I'd have easily spent a few days in Brno given the chance but we had plans and couldn't stay. It's a lively and youthful city where there appears to be plenty going on. Ice hockey is a massive spectator sport; we stayed over on a Friday night and the bars were full of people watching a televised game. I get the impression that people in Brno like to make the most of what's available to them; through the window of a small basement bar near our hotel we could see that the place was packed with people watching a guitar duo playing. There are posters all over town for concerts, lessons and sports clubs; it seemed to me a city where people really live life.
I found Brno surprisingly cosmopolitan, but with a distinctly Czech attitude. No doubt being the seat of several important national institutions, as well as a major venue for international exhibitions and conferences, contributes to this. Restaurants cover the range of price brackets and international cuisines; there are cosy traditional pubs and sleek modern boutique bars. Hotels, too, cover a range of pricing options and there are plenty of good independent hotels that don't fall under a generic, faceless international branding.

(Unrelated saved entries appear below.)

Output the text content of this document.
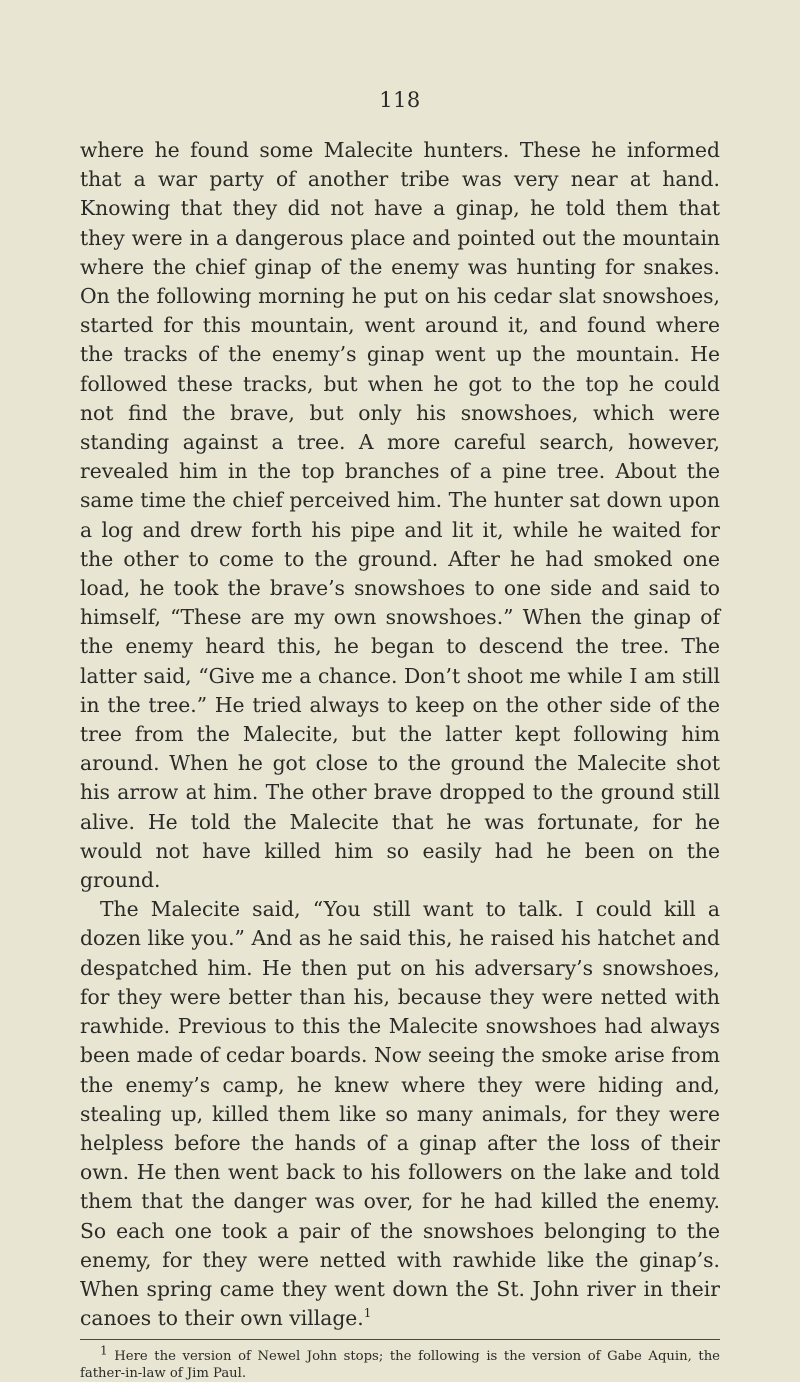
118

where he found some Malecite hunters. These he informed that a war party of another tribe was very near at hand. Knowing that they did not have a ginap, he told them that they were in a dangerous place and pointed out the mountain where the chief ginap of the enemy was hunting for snakes. On the following morning he put on his cedar slat snowshoes, started for this mountain, went around it, and found where the tracks of the enemy’s ginap went up the mountain. He followed these tracks, but when he got to the top he could not find the brave, but only his snowshoes, which were standing against a tree. A more careful search, however, revealed him in the top branches of a pine tree. About the same time the chief perceived him. The hunter sat down upon a log and drew forth his pipe and lit it, while he waited for the other to come to the ground. After he had smoked one load, he took the brave’s snowshoes to one side and said to himself, “These are my own snowshoes.” When the ginap of the enemy heard this, he began to descend the tree. The latter said, “Give me a chance. Don’t shoot me while I am still in the tree.” He tried always to keep on the other side of the tree from the Malecite, but the latter kept following him around. When he got close to the ground the Malecite shot his arrow at him. The other brave dropped to the ground still alive. He told the Malecite that he was fortunate, for he would not have killed him so easily had he been on the ground.

The Malecite said, “You still want to talk. I could kill a dozen like you.” And as he said this, he raised his hatchet and despatched him. He then put on his adversary’s snowshoes, for they were better than his, because they were netted with rawhide. Previous to this the Malecite snowshoes had always been made of cedar boards. Now seeing the smoke arise from the enemy’s camp, he knew where they were hiding and, stealing up, killed them like so many animals, for they were helpless before the hands of a ginap after the loss of their own. He then went back to his followers on the lake and told them that the danger was over, for he had killed the enemy. So each one took a pair of the snowshoes belonging to the enemy, for they were netted with rawhide like the ginap’s. When spring came they went down the St. John river in their canoes to their own village.$^1$

$^1$ Here the version of Newel John stops; the following is the version of Gabe Aquin, the father-in-law of Jim Paul.
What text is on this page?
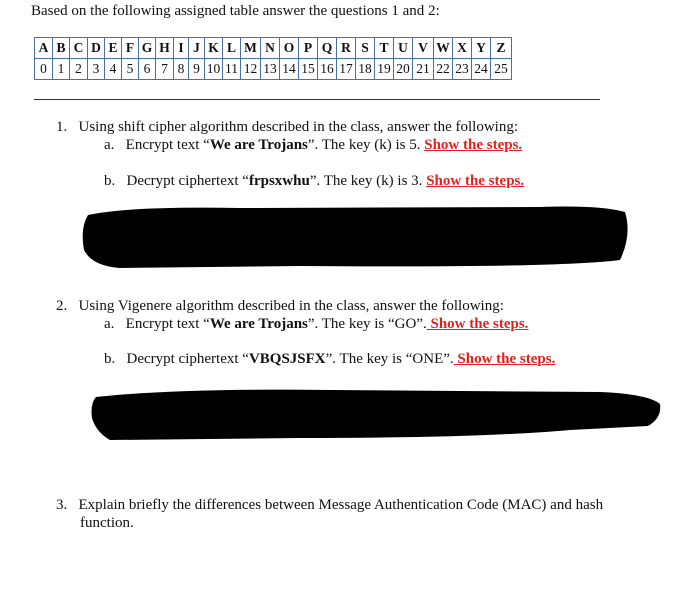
Based on the following assigned table answer the questions 1 and 2:
A	B	C	D	E	F	G	H	I	J	K	L	M	N	O	P	Q	R	S	T	U	V	W	X	Y	Z
0	1	2	3	4	5	6	7	8	9	10	11	12	13	14	15	16	17	18	19	20	21	22	23	24	25
1. Using shift cipher algorithm described in the class, answer the following:
a. Encrypt text “We are Trojans”. The key (k) is 5. Show the steps.
b. Decrypt ciphertext “frpsxwhu”. The key (k) is 3. Show the steps.
2. Using Vigenere algorithm described in the class, answer the following:
a. Encrypt text “We are Trojans”. The key is “GO”. Show the steps.
b. Decrypt ciphertext “VBQSJSFX”. The key is “ONE”. Show the steps.
3. Explain briefly the differences between Message Authentication Code (MAC) and hash
function.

Service tends to be efficient but not very friendly; we found that the more downmarket we went, the more friendly the staff became.
Wizz Air flies to Brno from Luton Airport; flying in to Prague, Bratislava or Vienna are all viable options as Brno can be reached easily by train from those cities. People rave about Prague; it's a very beautiful city but it's too large to comfortably explore in a weekend. Try Brno, I dare you; it's visually quite stunning, it's lively and there's a heck of a lot going on.